In November 1998, The Oregon Department of Environmental Equality asked a participatory group to develop a program to reduce the impact of air toxins in Oregon. Oregon's Department of Environmental Equality was partnered with this program until the new air toxins rule in Oregon was passed. The new rule requires that in specific geographic areas of high risk, a risk reduction plan must be developed. For example, air polluters can be required to assess the impact of their activities and implement technological solutions to mitigate it.

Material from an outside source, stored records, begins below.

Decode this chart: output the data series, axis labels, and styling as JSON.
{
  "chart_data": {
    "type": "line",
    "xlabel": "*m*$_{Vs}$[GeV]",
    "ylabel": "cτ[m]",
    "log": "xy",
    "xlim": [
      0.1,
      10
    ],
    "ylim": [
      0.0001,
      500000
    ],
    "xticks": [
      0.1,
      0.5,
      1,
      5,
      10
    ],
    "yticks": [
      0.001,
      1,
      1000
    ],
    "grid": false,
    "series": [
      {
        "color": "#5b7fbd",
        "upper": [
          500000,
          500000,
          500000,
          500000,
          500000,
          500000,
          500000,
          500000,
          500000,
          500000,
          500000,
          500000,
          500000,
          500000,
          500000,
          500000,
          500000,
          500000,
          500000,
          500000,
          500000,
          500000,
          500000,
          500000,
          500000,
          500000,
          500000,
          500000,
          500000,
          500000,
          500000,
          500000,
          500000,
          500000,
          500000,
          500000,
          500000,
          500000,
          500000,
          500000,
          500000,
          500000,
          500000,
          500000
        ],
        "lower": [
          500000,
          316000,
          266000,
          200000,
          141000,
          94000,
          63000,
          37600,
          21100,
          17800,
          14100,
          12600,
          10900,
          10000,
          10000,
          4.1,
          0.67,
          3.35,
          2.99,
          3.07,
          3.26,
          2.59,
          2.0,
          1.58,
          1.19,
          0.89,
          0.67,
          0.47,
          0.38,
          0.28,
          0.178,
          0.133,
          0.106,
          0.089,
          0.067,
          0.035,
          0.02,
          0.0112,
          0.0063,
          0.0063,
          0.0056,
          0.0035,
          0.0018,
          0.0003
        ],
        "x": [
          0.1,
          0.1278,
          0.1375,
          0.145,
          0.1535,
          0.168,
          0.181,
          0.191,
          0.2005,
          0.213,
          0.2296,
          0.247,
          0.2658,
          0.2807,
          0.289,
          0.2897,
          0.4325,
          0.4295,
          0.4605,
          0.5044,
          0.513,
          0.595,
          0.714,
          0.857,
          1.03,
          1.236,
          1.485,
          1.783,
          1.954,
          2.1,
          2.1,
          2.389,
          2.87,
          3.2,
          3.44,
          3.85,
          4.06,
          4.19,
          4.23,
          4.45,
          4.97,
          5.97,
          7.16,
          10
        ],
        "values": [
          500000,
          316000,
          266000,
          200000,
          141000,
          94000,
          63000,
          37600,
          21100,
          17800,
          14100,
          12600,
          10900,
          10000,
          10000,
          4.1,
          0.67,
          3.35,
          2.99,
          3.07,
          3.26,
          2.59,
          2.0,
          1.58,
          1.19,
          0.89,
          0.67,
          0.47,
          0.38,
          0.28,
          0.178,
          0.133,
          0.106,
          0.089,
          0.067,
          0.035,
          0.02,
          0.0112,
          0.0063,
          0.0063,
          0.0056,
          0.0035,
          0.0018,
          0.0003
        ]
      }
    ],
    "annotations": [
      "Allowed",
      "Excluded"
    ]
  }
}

In 2000, Oregon Restaurant Association v. City of Corvallis affirmed that cities had the right to enact their own, more strict ordinances on smoking and led the way towards removing preemption with the Oregon Indoor Clean Air Act. However, until this law passed in 2009, preemption allowed all cities to enact their own regulations for tobacco smoking to include establishments not explicitly defined in ORS 433.835. In 2007, the Oregon Clean Air Act (O.R.S. §§ 433.835 et seq. (2007)) passed to remove preemption and include bars, restaurants, and all workplaces as smoke-free.

== Effects ==
An enclosed area either owned by a public or private employer must regulate this rule for their employees during their course of employment. Workplaces that must be smoke free include: bars, employee break rooms, restaurants, hotels, motels, retail and wholesale establishments, this list is not limited to other facilities. Smoke-free laws help protect restaurants and bar employees and patrons from the harm of secondhand smoke. There is no safe level of exposure to secondhand smoke. OICAA helps seven out of every ten smokers who want to quit smoking by providing those individuals with public environment free from any pressure or temptation to smoke. The National Cancer Institute in December 2016 conducted a review of economic literature on tobacco control; evidence shows that smoke-free policies like OICAA does not cause adverse economic outcomes for businesses included restaurants and bars. In 2009 reported by International Agency for Research on Cancer concluded that there is sufficient evidence that implements smoke free legislation decreasing respiratory symptoms in workers. NSBI also commented on this matter presenting that after reviewing economic variables that bars located in areas that have been already smoke free, sold for similar prices for bars with no restrictions. In 2010 an analysis conducted on economics based on smoke-free laws stated "There is clear evidence that smoke free legislation does not hurt restaurant, and in some cases business may improve."